15. Access to structured files is complex, involving secondary indices, key lookups, and space allocation in a file. The file system wants to encapsulate these operations. The file system itself may run in a separate protection domain from the client, and the file system may memory map the files, but the file system does not want to give users byte-level access to the files. Incidentally, these issues are less relevant to clients with private files. They may not be willing to pay for the benefits of encapsulation.

16. The file would now be key sequenced on the account number key. Insert would send its update to the fragment based on the partitioning criterion. Sequential read of the table would be unchanged, but it would be in customer-number order. Read by customer number would send a read to the designated partition. To support read by primary key (account id) and to quickly test for primary key uniqueness, a secondary key-sequenced index would be created on the account id. This secondary index would be used to satisfy any read-by-primary-key requests. Maintenance of the secondary index would add extra work to any insert, update, and delete calls.

17. 2 LAN RPC ≈ 2 • 3,000 instructions; 4 random in-memory record accesses is ≈ 4 • 3000; null transaction is ≈30,000 instructions; so the total is 48,000 instructions or 4.8 ms.

18. The transaction response time must be about 100 ms, which is 20 times the basic service time. So, using Equation 2.10, 20 = 1/(1 – ρ), and so ρ = .95. Given that the machine is 95% utilized and that each transaction uses 5 ms (.5%), the system should be able to run (.95/.005) = 190 transactions per second. If the processor is 10x slower, the service time becomes 50 ms, the expansion factor is 2, ρ = .5, and the system can run (.5/.05) = 10 transactions per second. Notice that a 10x increase in power gives a 20x rise in throughput. This phenomenon is called transaction acceleration. If the processor is 10x faster, the expansion is 200, ρ = .995, and the throughput is 1,990 transactions per second. Notice that at the high end, the tps scales almost linearly with service time. It is only for ρ <.9 that the transaction acceleration is dramatic.

19. The program must be a binary, so the instruction set of the machine must be standardized. The format of runable binary programs must be standardized. The operating system interface to launch the program and any external libraries used by the program must be standardized. ms/dos defines such a standard for the Intel x86 series of processors, MacOS and SunOS have comparable standards.

20. The goal of X/Open dtp was portable applications and portable resource managers. X/Open views transaction managers as integrated with the host system and not portable, so only an interoperability standard was defined. The tm interfaces to the other tm via a communications manager implementing the osi protocols (rose, ccr, tp, and so on). These interfaces are extensive and complex. X/Open decided to avoid defining an API to each of them. Others are defining an RPC interface among tms to allow portable tms.

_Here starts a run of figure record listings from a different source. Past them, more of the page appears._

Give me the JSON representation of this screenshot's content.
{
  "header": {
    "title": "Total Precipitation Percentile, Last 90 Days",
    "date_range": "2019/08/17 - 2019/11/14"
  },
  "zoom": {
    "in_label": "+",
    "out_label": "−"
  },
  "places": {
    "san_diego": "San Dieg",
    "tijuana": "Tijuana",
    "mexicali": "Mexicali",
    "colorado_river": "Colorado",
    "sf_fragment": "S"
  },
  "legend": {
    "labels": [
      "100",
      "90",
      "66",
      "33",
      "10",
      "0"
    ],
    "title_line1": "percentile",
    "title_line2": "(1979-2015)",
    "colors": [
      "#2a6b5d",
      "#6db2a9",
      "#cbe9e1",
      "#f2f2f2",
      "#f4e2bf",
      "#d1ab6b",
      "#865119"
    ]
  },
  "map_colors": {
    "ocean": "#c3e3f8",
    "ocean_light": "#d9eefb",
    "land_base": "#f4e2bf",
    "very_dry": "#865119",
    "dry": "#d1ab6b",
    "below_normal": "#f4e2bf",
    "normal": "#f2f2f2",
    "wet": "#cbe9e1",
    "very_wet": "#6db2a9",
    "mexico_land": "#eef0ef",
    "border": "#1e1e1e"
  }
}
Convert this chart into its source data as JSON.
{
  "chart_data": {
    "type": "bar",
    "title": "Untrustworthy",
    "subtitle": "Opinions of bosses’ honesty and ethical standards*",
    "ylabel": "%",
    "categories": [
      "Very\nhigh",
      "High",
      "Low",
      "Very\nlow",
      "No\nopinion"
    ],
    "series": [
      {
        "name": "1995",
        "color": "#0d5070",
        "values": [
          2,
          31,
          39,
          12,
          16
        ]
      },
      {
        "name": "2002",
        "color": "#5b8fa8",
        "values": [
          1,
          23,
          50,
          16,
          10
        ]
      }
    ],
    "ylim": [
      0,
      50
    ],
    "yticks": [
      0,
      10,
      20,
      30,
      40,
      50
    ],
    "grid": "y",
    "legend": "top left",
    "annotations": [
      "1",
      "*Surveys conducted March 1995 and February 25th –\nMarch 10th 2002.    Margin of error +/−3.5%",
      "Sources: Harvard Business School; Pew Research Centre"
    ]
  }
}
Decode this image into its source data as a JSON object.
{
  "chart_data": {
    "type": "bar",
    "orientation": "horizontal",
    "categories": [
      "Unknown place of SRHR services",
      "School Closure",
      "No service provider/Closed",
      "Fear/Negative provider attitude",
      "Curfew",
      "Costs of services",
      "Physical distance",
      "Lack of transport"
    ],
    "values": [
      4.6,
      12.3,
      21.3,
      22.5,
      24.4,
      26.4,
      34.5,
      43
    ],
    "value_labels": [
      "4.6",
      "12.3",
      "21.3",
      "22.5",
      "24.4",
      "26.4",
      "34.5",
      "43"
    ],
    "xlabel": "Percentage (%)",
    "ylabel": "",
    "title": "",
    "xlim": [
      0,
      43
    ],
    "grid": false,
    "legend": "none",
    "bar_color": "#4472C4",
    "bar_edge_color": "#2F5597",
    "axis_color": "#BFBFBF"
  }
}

21. (a) The error-free case:

image

(b) Five interesting errors are: On the caller side, no dial tone, wrong number, nonexistent number, no answer after five rings, right number but wrong person. On the callee side, he hangs up just as I answer, we speak different languages (so I cannot understand him), we have a bad connection (so I cannot understand him), … (d) These errors tend to make the state machine much bigger. Often a single error can add transitions to many states.


1Tapes are undergoing a revolution in 1991 by increasing from 100 MB linear objects to 10 GB objects. This change is the result of switching to VCR helical scan technology and other recording innovations. This section was written in anticipation of that transition.

2This is the approximate scalar performance of IBM 360 processors (or their descendants in the IBM System/9000) when running scalar (as opposed to scientific) programs, such as SQL requests or a COBOL compilation.

3Note here that the discussion has switched from bytes (B) to bits (Mb).

4An exception: In some shared nothing systems, if a processor fails, some of its memory may be accessible to another processor.

5Challenge-response is the basis of IBM’s SNA authentication mechanism.

6The assumptions are m/m/1: Poisson arrivals, negative exponential service times, and a single server [Highleyman 1988].